Des sujets forts sur le haut de la pile

A l’évidence, l’année 2022 aura été riche en actualités juridiques dans l’univers du patrimoine. Parmi les mesures phares, retenons tout d’abord l’obligation faite aux distributeurs de prendre en compte les préférences ESG (environnement, social, gouvernance) des investisseurs et d’affiner le profil client en fonction de ses appétences en matière de durabilité. Un poids s’ajoute ainsi sur la traditionnelle balance appétence au risque et connaissances. Depuis le 2août, les intermédiaires doivent étoffer leur questionnaire d’ESG et, ce faisant, proposer des fonds prenant en compte le degré d’alignement avec la taxonomie souhaité, de même que la proportion d’actifs durables ou la prise en compte des incidences négatives de l’investissement. L’obligation est aussi bien valable pour les produits financiers, par le biais d’un acte délégué de la directive concernant les marchés d’instruments financiers (MIF2), qu’assurantiels, avec un autre pour la directive sur la distribution d’assurance (DDA).

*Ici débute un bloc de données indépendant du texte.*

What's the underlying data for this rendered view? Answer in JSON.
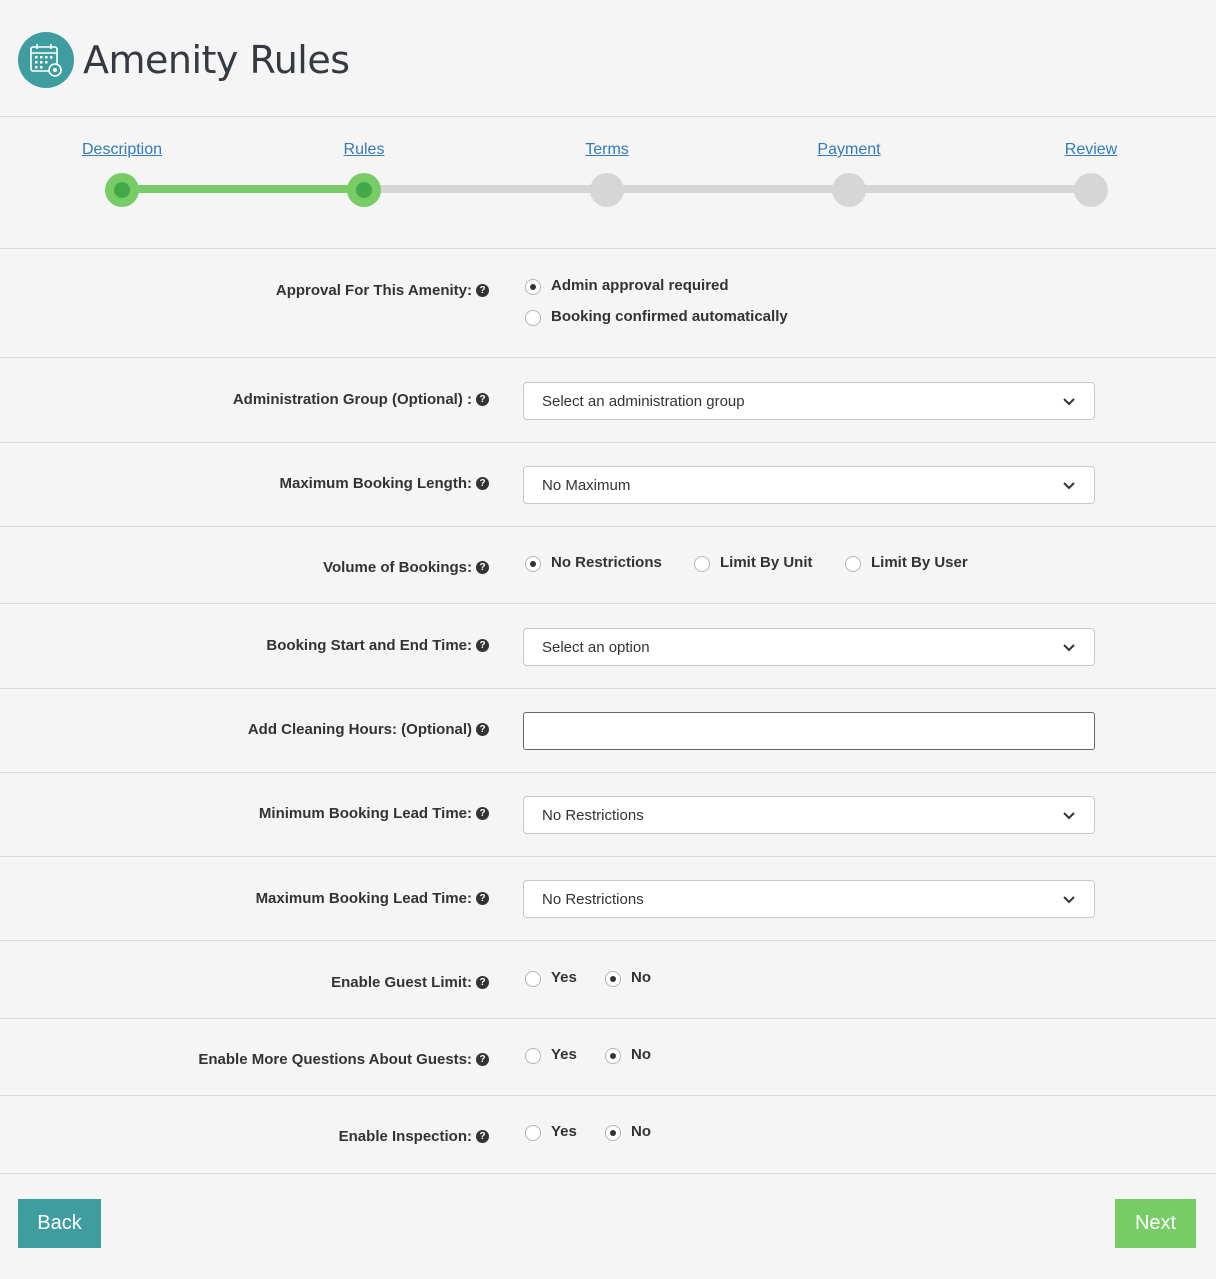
{
  "header": {
    "title": "Amenity Rules",
    "icon": "calendar-gear-icon",
    "accent_color": "#3f9c9f"
  },
  "stepper": {
    "steps": [
      "Description",
      "Rules",
      "Terms",
      "Payment",
      "Review"
    ],
    "completed_color": "#77cc66",
    "current_step": "Rules"
  },
  "fields": {
    "approval": {
      "label": "Approval For This Amenity:",
      "options": [
        "Admin approval required",
        "Booking confirmed automatically"
      ],
      "selected": "Admin approval required"
    },
    "admin_group": {
      "label": "Administration Group (Optional) :",
      "value": "Select an administration group"
    },
    "max_booking_length": {
      "label": "Maximum Booking Length:",
      "value": "No Maximum"
    },
    "volume": {
      "label": "Volume of Bookings:",
      "options": [
        "No Restrictions",
        "Limit By Unit",
        "Limit By User"
      ],
      "selected": "No Restrictions"
    },
    "start_end_time": {
      "label": "Booking Start and End Time:",
      "value": "Select an option"
    },
    "cleaning_hours": {
      "label": "Add Cleaning Hours: (Optional)",
      "value": ""
    },
    "min_lead_time": {
      "label": "Minimum Booking Lead Time:",
      "value": "No Restrictions"
    },
    "max_lead_time": {
      "label": "Maximum Booking Lead Time:",
      "value": "No Restrictions"
    },
    "guest_limit": {
      "label": "Enable Guest Limit:",
      "options": [
        "Yes",
        "No"
      ],
      "selected": "No"
    },
    "more_questions": {
      "label": "Enable More Questions About Guests:",
      "options": [
        "Yes",
        "No"
      ],
      "selected": "No"
    },
    "inspection": {
      "label": "Enable Inspection:",
      "options": [
        "Yes",
        "No"
      ],
      "selected": "No"
    }
  },
  "help_icon": "?",
  "buttons": {
    "back": "Back",
    "next": "Next"
  }
}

Pourtant, une typologie d’acteurs échappe – mais plus pour longtemps – à cette obligation. Son application aux conseillers en investissements financiers (CIF), qui dépendent d’un régime national, nécessitait une modification du règlement intérieur de l’Autorité des marchés financiers (AMF), leur autorité de tutelle. Celle-ci prévoit une entrée en vigueur de l’obligation au 1er janvier 2023. Dans un entretien accordé à Actifs, Grégoire Vuarlot, coordonnateur du pôle commun ACPR/AMF, avait indiqué que les superviseurs ne comptaient pas «diligenter immédiatement des contrôles» sur le respect de cette obligation mais examiner «d’abord les difficultés avec les acteurs».

L’OCDE veut remodeler la fiscalité immobilière

L’Organisation de coopération et de développement économiques (OCDE) récidive. Après avoir passé au crible la thématique des successions et donations en 2021, elle s’est attelée à la fiscalité immobilière sous le même prisme, celui des inégalités. Encore une fois, elles sont criantes: si la résidence principale compose 50% du patrimoine en moyenne, «les ménages à haut revenu, à haut patrimoine et plus âgés détiennent une part disproportionnée du patrimoine immobilier global», souligne le rapport. L’accession à la propriété est de plus en plus difficile pour les jeunes, la pandémie a mis un coup d’accélérateur aux prix, le secteur résidentiel est responsable de 17% des émissions de CO2liées à l’énergie… Bref, les choses vont mal.

Parmi les propositions du rapport, on peut citer l’actualisation des valeurs cadastrales qui servent de base au calcul de la taxe foncière, un meilleur ciblage des incitations fiscales à la rénovation énergétique, la discrimination fiscale des meublés de tourisme et le plafonnement des plus-values sur la résidence principale. Si ce rapport, comme le précédent, venait à échoir dans le débat public, cette dernière proposition pourrait le propulser au même niveau de polémique. Emmanuel Macron s’était d’ailleurs prononcé en ce sens en 2019…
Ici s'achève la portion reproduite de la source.